On December 18, 2012

I risultati di un nuovo studio sull’Etna dell’Istituto Nazionale di Geofisica e Vulcanologia spiegano e descrivono le crisi sismiche e i fenomeni eruttivi più importanti degli ultimi anni sul cratere siciliano, grazie all’utilizzo di alcuni modelli matematici

Il professor Stefano Gresta, uno degli autori della ricerca, spiega che i modelli matematici computerizzati che hanno portato a queste conclusioni, potrebbero servire in futuro a prevedere l’evoluzione temporale dei diversi possibili scenari, sismico ed eruttivo, sull’Etna.

Questa ricerca dell’Istituto Nazionale di Geofisica e Vulcanologia (Ingv) quindi risulta notevolmente importante soprattutto per le sue applicazioni nelle situazioni d’emergenza. E’ infatti evidente che i piani d’intervento, soccorso ed eventualmente evacuazione in queste circostanze potrebbero risultare molto più efficaci, grazie alla conoscenza in anticipo degli scenari che si presenteranno nelle varie fasi dell’emergenza.

Le simulazioni realizzate dai ricercatori dell’Ingv hanno riprodotto l’interazione fra il magma e le faglie, riproducendo il movimento della crosta terrestre. Seguendo il modello matematico gli esperti hanno notato come la risalita di nuovo magma possa trasferire energia sul fianco orientale dell’Etna, provocando l’attivazione sismica della nota faglia Pernicana e delle altre faglie che interessano i versanti orientale e meridionale del vulcano.

Tale movimento può anche accrescere l’instabilità di questo intero versante e scatenare l’attività sismica locale.
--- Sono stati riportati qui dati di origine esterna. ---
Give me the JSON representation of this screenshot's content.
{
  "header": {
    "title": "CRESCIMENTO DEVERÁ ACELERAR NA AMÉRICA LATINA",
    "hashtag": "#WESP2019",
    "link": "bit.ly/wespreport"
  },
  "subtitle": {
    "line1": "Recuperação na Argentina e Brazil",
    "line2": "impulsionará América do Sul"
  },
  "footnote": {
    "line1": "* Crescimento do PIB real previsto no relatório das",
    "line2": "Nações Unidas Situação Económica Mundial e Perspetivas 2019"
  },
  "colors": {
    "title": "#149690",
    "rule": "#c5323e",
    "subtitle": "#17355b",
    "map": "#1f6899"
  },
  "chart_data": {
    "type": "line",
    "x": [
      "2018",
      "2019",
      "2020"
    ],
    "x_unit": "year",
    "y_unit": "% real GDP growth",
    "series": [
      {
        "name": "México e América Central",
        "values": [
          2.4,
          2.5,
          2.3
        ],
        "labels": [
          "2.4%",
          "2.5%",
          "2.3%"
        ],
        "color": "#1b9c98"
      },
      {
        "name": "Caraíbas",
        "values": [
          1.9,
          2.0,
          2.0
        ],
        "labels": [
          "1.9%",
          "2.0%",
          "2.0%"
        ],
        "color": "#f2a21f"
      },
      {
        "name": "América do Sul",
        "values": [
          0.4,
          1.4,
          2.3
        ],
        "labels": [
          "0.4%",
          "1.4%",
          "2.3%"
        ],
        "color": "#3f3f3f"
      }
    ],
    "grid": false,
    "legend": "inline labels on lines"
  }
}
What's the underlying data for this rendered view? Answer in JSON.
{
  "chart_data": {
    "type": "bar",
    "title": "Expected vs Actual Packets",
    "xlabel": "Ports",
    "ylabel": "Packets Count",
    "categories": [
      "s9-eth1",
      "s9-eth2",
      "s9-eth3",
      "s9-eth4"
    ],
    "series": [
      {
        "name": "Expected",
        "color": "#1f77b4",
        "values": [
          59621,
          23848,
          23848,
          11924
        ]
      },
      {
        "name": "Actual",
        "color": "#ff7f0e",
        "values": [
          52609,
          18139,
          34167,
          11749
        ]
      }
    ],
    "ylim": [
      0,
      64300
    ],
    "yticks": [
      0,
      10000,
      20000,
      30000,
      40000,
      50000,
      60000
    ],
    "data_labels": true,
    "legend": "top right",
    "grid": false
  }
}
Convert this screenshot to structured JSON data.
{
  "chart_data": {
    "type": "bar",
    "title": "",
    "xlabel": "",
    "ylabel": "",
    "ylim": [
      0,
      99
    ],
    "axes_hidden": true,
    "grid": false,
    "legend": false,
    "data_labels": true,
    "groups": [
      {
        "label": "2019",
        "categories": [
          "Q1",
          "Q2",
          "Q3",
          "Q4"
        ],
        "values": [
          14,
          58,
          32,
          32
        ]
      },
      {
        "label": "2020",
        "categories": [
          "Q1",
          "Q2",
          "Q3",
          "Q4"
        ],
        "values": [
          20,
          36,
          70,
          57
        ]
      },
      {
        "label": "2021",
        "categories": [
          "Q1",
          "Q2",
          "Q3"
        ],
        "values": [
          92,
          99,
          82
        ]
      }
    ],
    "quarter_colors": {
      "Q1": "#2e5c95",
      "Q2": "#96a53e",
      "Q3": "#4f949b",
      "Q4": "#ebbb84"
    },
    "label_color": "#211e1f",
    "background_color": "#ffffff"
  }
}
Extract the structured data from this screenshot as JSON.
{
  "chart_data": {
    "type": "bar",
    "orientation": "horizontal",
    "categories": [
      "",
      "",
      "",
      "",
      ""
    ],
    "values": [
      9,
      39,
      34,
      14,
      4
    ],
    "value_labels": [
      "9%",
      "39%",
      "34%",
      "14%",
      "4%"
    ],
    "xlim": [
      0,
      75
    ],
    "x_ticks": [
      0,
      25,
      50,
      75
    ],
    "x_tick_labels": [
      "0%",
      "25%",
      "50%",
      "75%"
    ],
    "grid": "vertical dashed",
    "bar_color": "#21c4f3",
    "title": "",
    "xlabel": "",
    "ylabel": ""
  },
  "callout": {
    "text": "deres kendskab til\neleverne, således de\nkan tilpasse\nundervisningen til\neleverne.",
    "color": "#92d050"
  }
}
Questa dinamica può sollecitare a sua volta la risalita di altro magma e così via, in un meccanismo di “feedback” o una specie di “loop”, che è in grado di generare le maggiori crisi eruttive.

Grazie a questo studio ora la spiegazione di come avviene, ciò che avviene, non è più un mistero. Il problema che resta è ovviamente sapere: quando. Tra quanto tempo? Quando sarà la prossima eruzione? Ma anche su questo fronte le simulazioni e le riproduzioni degli studiosi, fanno ben sperare per il futuro.